La Cassazione si esprime sul lavoro straordinario e sulla sua eventuale imposizione da parte del datore di lavoro

Lavoro straordinario può essere imposto?

Il lavoro straordinario può essere imposto dal datore di lavoro? A questa domanda ha risposto la Cassazione con l'ordinanza n. 10623/2023 (sotto allegata).

Nella vicenda, la Corte d'appello di Ancona respingeva il reclamo incidentale del lavoratore e dichiarava la legittimità del licenziamento allo stesso intimato a causa della mancata effettuazione del lavoro straordinario per circa due settimane, in spregio alla direttiva aziendale con la quale era stato stabilito l'aumento dell'orario di lavoro per ragioni produttive, e considerava la recidiva, anche specifica, nella quale era incorso il lavoratore per fatti puniti con sanzione conservativa.

L'uomo adiva il Palazzaccio lamentando tra l'altro "violazione e falsa applicazione dell'art. 7, Sez. IV, Titolo III del contratto collettivo Industria 2012, anche in relazione al d. lgs. n. 66 del 2003, art. 5 con riferimento alla libertà datoriale di imporre prestazioni di lavoro straordinario; contesta in particolare la interpretazione del contratto collettivo nel senso di consentire alla società di disporre ad libitum delle prestazioni di lavoro straordinario nei confronti della indistinta platea dei lavoratori, purché contenuta nel limite di ottanta ore annue", nonché "violazione e falsa applicazione degli artt. 115 e 116 c.p.c. e dell'art. 2702 c.c. con riferimento all'efficacia vincolante della disposizione datoriale di effettuazione di lavoro straordinario".

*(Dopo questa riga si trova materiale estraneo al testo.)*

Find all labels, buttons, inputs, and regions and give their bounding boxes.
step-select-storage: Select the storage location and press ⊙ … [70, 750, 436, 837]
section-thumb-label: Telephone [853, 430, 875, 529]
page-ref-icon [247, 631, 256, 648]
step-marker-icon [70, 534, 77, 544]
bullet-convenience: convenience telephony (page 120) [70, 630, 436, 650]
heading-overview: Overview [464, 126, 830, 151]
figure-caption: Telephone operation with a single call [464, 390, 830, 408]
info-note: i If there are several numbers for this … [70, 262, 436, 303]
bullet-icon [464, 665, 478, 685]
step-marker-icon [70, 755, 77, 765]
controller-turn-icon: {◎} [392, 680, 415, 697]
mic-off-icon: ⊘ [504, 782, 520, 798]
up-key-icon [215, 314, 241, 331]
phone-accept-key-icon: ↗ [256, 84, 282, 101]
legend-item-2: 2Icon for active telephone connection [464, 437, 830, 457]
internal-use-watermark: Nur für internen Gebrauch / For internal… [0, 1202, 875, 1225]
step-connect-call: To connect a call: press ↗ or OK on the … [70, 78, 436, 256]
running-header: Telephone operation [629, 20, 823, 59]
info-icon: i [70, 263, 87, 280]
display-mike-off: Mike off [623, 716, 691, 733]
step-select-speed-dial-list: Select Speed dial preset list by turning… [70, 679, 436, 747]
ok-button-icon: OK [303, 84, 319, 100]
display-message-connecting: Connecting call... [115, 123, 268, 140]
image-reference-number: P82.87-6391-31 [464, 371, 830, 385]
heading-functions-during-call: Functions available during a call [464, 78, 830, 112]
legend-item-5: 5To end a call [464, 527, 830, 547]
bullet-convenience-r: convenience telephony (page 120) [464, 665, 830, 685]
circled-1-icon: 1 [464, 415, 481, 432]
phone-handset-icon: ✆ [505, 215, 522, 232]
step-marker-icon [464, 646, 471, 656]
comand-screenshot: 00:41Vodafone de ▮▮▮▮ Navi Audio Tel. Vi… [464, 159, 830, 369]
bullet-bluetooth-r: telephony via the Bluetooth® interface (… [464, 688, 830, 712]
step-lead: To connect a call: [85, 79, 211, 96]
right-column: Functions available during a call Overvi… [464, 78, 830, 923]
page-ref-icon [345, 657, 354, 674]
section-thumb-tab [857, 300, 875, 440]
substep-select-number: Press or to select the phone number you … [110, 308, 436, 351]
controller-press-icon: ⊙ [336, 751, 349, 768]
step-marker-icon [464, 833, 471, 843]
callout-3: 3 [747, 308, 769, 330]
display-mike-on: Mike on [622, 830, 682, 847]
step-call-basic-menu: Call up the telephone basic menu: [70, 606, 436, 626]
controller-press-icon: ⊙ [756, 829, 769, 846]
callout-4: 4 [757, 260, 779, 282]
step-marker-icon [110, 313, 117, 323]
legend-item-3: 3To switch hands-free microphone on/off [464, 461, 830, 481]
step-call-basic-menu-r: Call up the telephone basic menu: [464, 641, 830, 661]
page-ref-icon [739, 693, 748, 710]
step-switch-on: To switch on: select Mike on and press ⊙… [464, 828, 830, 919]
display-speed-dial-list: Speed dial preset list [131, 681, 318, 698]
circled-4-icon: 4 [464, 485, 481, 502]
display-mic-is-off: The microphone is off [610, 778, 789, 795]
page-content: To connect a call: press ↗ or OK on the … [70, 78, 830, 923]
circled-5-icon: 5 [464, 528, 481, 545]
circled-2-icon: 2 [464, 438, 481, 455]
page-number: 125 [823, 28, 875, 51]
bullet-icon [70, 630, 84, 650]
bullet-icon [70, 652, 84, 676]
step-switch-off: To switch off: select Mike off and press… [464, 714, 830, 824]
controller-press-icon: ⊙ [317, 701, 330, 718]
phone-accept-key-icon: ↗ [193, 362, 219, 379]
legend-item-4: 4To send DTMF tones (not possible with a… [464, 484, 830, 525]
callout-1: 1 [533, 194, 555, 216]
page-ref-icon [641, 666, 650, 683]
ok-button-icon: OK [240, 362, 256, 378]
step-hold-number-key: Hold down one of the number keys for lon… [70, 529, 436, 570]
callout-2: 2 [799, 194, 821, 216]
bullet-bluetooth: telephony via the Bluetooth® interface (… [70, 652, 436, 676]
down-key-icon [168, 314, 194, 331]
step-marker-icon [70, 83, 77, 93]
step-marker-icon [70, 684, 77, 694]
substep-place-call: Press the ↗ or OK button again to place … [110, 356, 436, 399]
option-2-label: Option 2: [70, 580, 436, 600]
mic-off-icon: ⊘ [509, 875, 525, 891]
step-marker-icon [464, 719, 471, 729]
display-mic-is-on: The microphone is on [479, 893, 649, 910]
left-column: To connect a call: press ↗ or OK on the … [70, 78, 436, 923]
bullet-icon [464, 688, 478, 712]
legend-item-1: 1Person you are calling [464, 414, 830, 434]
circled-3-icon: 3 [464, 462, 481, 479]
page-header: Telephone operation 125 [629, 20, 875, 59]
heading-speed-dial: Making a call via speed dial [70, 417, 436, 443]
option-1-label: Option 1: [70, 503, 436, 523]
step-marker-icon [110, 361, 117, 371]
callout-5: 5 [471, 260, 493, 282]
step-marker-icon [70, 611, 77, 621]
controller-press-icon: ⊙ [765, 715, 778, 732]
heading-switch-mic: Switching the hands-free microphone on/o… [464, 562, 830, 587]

Per gli Ermellini, l'uomo ha torto.

La piana lettura della previsione collettiva di riferimento - art. 7 c.c.n.l. applicabile -, conferma la correttezza dell'interpretazione della Corte di merito circa la possibilità per la parte datoriale di richiedere al lavoratore prestazioni di lavoro straordinario nei limiti della cd. quota esente, senza preventiva consultazione o informazione alle organizzazioni sindacali nel rispetto dei limiti di due ore giornaliere e otto ore settimanali e con un preavviso di almeno 24 ore.

Inoltre, secondo la Cassazione, la Corte ha espressamente operato "la valutazione di proporzionalità in relazione agli aspetti oggettivi e soggettivi del fatto ascritto che ha ritenuto tali da giustificare la sanzione espulsiva anche a prescindere dalla contestazione della recidiva".

In definitiva, la sentenza impugnata ha ritenuto la condotta accertata non sussumibile nelle ipotesi sanzionate dal contratto collettivo con misura conservativa rilevando che "tali ipotesi si connotavano per il carattere episodico ed isolato della manifestazione di insubordinazione mentre nello specifico si era in presenza di un prolungato e sistematico contegno del dipendente improntato ad 'assenza di spirito collaborativo', a 'pervicace violazione di un obbligo imposto da direttiva aziendale conformemente alle previsioni del contratto collettivo' ed 'a plateale noncuranza degli interessi dell'impresa datrice di lavoro', concludendo che, "in ragione degli elementi richiamati, la condotta del dipendente si connotava come di notevole inadempimento degli obblighi rivenienti dal rapporto di lavoro".

Da qui il rigetto del ricorso principale e di quello incidentale.